A study published in the Journal of Urology found morbidly obese patients are more likely to develop uric acid kidney stones and less likely to develop calcium oxalate stones compared to normal weight controls.

Clinically known as urolithiasis, symptomatic kidney stones have earned their reputation as an extremely painful condition that’s occasionally difficult to treat. With well-known risk factors such as older age, male gender, dehydration, and elevated dietary calcium and protein, the metabolic syndrome has also been associated with increased incidence of kidney stones.
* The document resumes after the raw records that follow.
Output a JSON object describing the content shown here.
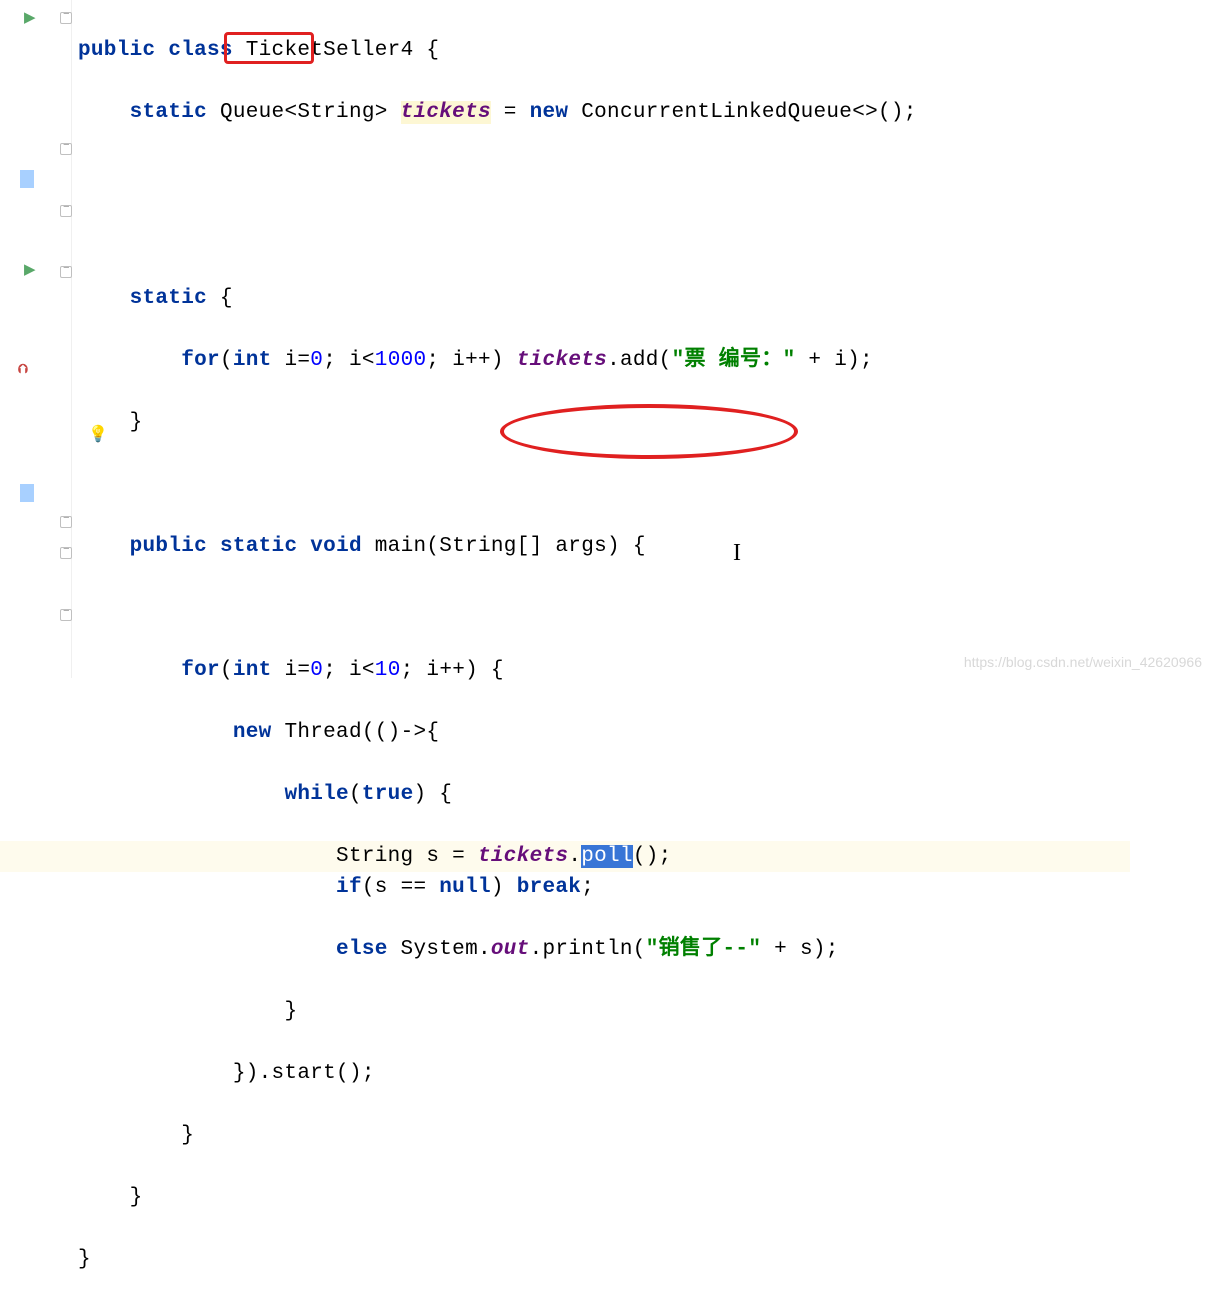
{
  "gutter": {
    "run1": "▶",
    "run2": "▶",
    "red_arrow": "⮉",
    "bulb": "💡"
  },
  "code": {
    "line1": {
      "public": "public",
      "class": "class",
      "className": "TicketSeller4",
      "brace": " {"
    },
    "line2": {
      "static": "static",
      "queue": "Queue",
      "generic": "<String>",
      "tickets": "tickets",
      "eq": " = ",
      "new": "new",
      "clq": " ConcurrentLinkedQueue<>();"
    },
    "line3": {
      "static": "static",
      "brace": " {"
    },
    "line4": {
      "for": "for",
      "int": "int",
      "init": " i=",
      "zero": "0",
      "semi1": "; i<",
      "limit": "1000",
      "semi2": "; i++) ",
      "tickets": "tickets",
      "add": ".add(",
      "str": "\"票 编号：\"",
      "plus": " + i);"
    },
    "line5": "}",
    "line6": {
      "public": "public",
      "static": "static",
      "void": "void",
      "main": " main(String[] args) {"
    },
    "line7": {
      "for": "for",
      "int": "int",
      "init": " i=",
      "zero": "0",
      "semi1": "; i<",
      "limit": "10",
      "semi2": "; i++) {"
    },
    "line8": {
      "new": "new",
      "thread": " Thread(()->{",
      "rest": ""
    },
    "line9": {
      "while": "while",
      "true": "true",
      "rest": ") {"
    },
    "line10": {
      "str": "String s = ",
      "tickets": "tickets",
      "dot": ".",
      "poll": "poll",
      "end": "();"
    },
    "line11": {
      "if": "if",
      "cond": "(s == ",
      "null": "null",
      "close": ") ",
      "break": "break",
      "semi": ";"
    },
    "line12": {
      "else": "else",
      "sys": " System.",
      "out": "out",
      "print": ".println(",
      "str": "\"销售了--\"",
      "plus": " + s);"
    },
    "line13": "}",
    "line14": "}).start();",
    "line15": "}",
    "line16": "}",
    "line17": "}"
  },
  "watermark": "https://blog.csdn.net/weixin_42620966"
}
Though evolving evidence suggests obesity and hyperlipidemia may contribute to the pathophysiology that leads to urolithiasis, it’s unclear whether this observation relates to obese patients’ propensity to consume more calcium, oxalate, and purine-rich foods and drink fewer fluids. Regardless, obese patients’ urinary electrolyte and mineral profiles are significantly different than those of normal weight controls.

Elevated body mass index, hypercholesteromia, and hyperlipidemia may be associated with urinary stone formation in obese patients that differs from stones formation in normal weight controls. Proposed mechanisms include more acidic urine pH resulting from defects in renal ammoniagenesis and less bicarbonate release resulting from insulin resistance.

A study published in last month’s Journal of Urology used increased high-density lipoprotein (HDL) cholesterol levels as surrogate markers for greater activity, hypothesizing that they would indicate improved insulin sensitivity and be associated with more basic urine pH and fewer stones. Prolonged inactivity increases urinary calcium and may cause stones — a theory supported by the high rate of kidney stones among astronauts.

The researchers enrolled 2,442 patients with a mean age of 51.1 years old. Patients with greater total cholesterol had significantly higher urinary potassium and calcium, while those with low HDL or high triglycerides had significantly higher urinary sodium, oxalate, and uric acid, as well as more acidic urinary pH.

The study found that high total cholesterol and triglycerides were significantly more likely to be associated with uric acid stone formation. Additionally, morbidly obese patients were more likely to develop uric acid stones and less likely to develop calcium oxalate stones.

Those results provide additional clinical support for advising patients to increase exercise and aggressively address elevated cholesterol levels.